Within minutes, the prison loudspeaker boomed out, “Karl Meyer, report to the chaplain’s office.” The raggedy pilgrim was Larry, allowed a surprise visit by his brother OMI priest , the chaplain, who limited the visit to a half-hour. There could not have been a greater contrast between Larry and the official prison chaplain, with his big ring of keys, his salary and benefits, his trailer home where he lived alone, and his passionate hobby of hunting ducks with his Labrador retriever.
When we next hear from Padre Lorenzo, he is living on the streets among the poorest of the poor in Recife, Brazil.The story deepens, the plot thickens, like the soup of salvaged vegetables that he brews each day on an open fire to share with his brothers and sisters on the street. After beautiful and awful experiences, he is arrested by brutal police, falsely accused of stealing the vegetable cart used to collect food, jailed in unspeakable conditions, beaten and brutalized by inmate thugs who run the cell in which he is housed. Missed by fellow OMIs in the Recife mission, he is finally located and released through the intercession of Dom Helder Camara, the saintly Archbishop of Recife. Then friends arrange an interview to tell his story to First Lady, Roslyn Carter, who is visiting Brazil. After six years in Brazil, he was felled by Hepatitis.
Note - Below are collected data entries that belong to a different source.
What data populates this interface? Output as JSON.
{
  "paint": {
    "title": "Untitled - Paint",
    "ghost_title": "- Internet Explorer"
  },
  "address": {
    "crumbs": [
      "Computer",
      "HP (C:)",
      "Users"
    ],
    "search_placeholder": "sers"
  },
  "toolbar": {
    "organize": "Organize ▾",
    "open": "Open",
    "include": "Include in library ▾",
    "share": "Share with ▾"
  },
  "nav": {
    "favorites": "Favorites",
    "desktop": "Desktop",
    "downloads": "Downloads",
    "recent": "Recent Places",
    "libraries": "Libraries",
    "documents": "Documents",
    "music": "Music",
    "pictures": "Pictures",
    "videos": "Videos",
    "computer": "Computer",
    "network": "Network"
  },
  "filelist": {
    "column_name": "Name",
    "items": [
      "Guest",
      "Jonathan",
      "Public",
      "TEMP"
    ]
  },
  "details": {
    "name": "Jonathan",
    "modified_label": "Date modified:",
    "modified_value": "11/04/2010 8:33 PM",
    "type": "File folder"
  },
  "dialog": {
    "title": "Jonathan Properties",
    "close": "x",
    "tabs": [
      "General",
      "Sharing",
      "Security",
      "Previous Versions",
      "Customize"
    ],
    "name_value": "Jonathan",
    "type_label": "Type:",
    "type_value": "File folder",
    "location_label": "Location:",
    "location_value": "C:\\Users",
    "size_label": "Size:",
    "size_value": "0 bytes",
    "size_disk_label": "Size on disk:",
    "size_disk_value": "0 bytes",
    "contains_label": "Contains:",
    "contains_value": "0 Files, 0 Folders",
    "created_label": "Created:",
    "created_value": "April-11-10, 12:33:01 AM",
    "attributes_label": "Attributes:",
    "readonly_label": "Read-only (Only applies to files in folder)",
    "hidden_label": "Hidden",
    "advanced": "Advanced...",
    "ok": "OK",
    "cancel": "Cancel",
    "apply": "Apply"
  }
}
He spends several years as a Catholic Worker pilgrim in the United States, with a year in federal prison for going over the fence at the Pantex nuclear weapons assembly plant in Amarillo, Texas and later another fifteen months in prison for climbing a tree at Fort Benning Georgia with Father Roy Bourgeois and Linda Ventimiglia to broadcast the last appeal of Archbishop Oscar Romero to Salvadoran soldiers in training for counter insurgency warfare at the School of the Americas.
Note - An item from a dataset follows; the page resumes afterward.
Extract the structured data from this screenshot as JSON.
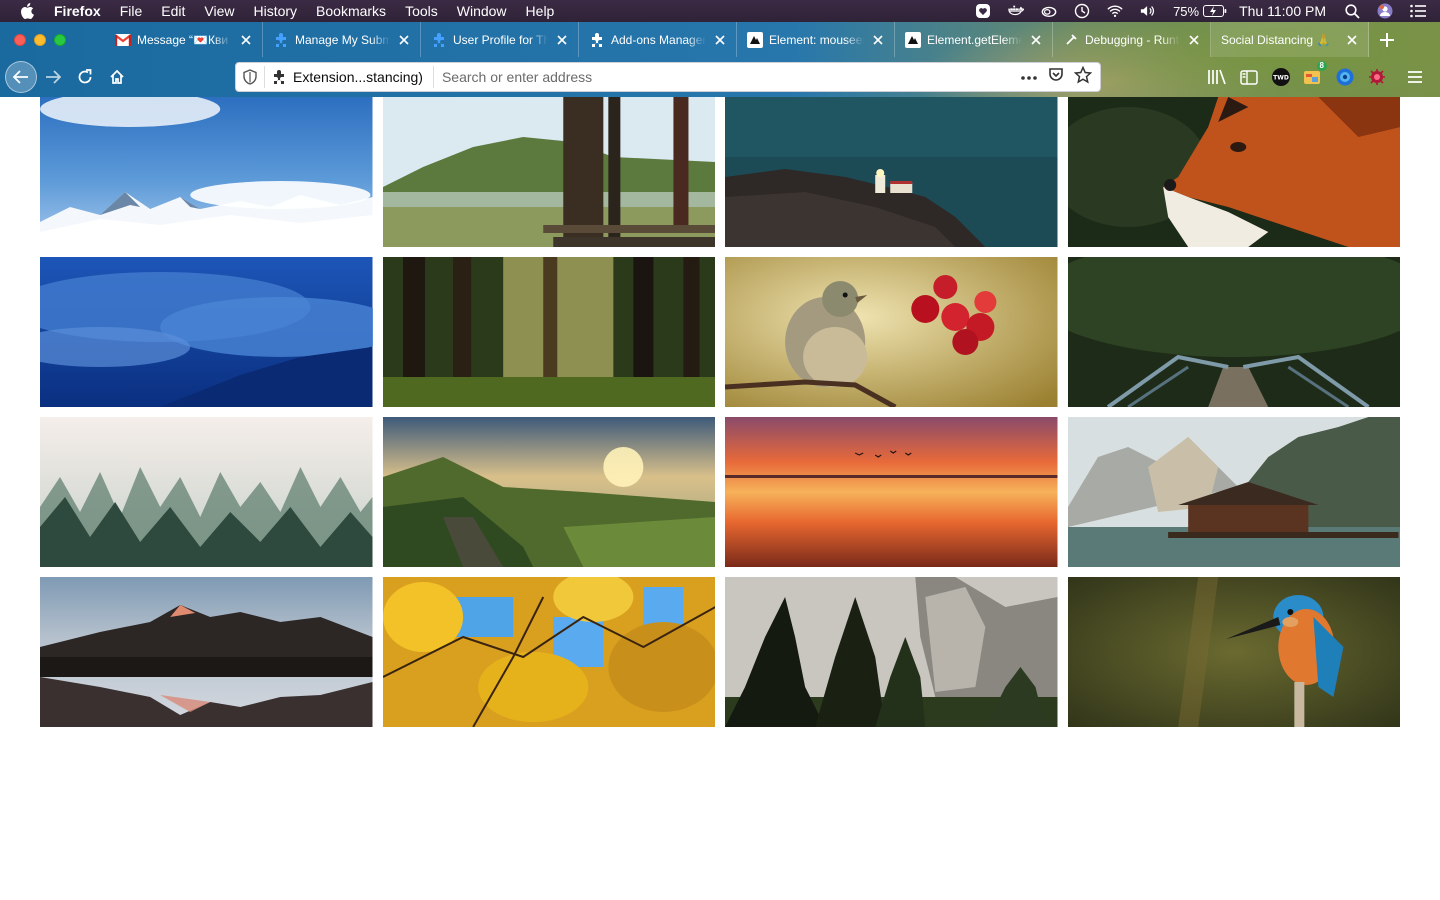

Can we stop now? No! By 1984 we find him working with Kathy and Phil Dahl-Bredine in a barrio of a small town in Chihuahua, Mexico. In 1986 he begins six years of accompaniment and priestly service among Salvadoran campesinos, returning to their fields after years as refugees from the terror and civil war of the 1980′s in El Salvador.
After a half year of recovery and renewal in the States, he is off again for seven years of parish ministry among indigenous tribal people in the mountains of northern Guatemala, communities still suffering from the effects of civil war there. The stories from his experience become even more compelling.
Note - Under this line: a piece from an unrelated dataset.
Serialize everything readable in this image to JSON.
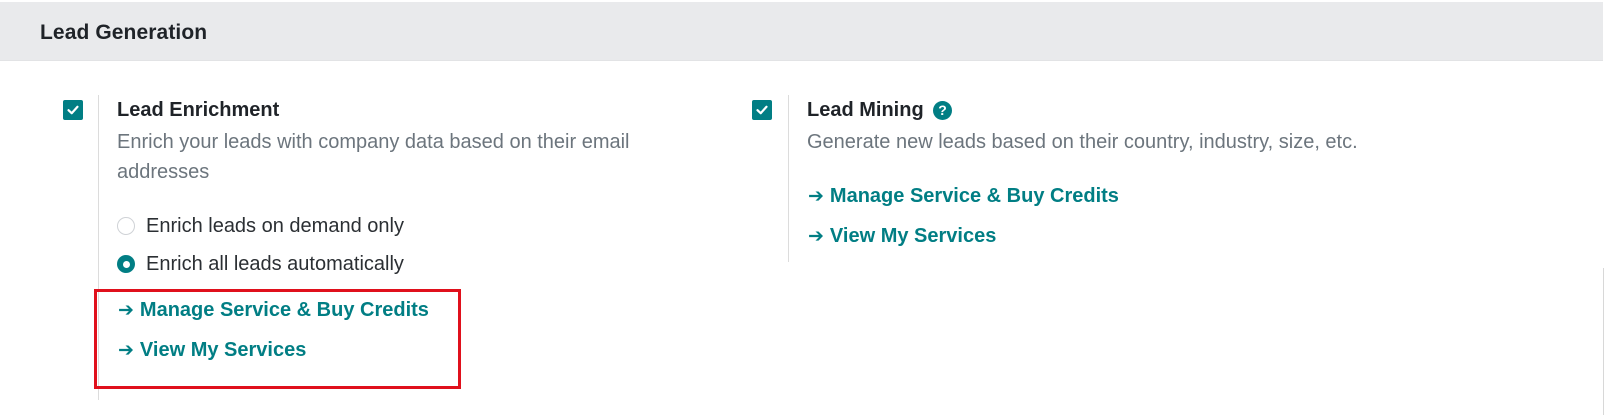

In 2000 at the age of sixty five, he returns to the US to care for his aging mother. Along the way he pulls together this book, saying near to the end of it, “After being back in the United States over two years I feel sort of like a fish out of water having been exposed to the poor and their living conditions, I anxiously await the day I can return to Guatemala.”
As I write this, Padre Lorenzo is again immersed in Guatemala and through the help of our friend Mary Lou Pedersen, I receive again his powerful Christmas letters.
In the words of T.S. Eliot’s “Four Quarters,” “The hint half guessed, the gift half understood is incarnation.” In the end, Lorenzo succeeds at two things at least, to be a true human being, and even to be a true Christian.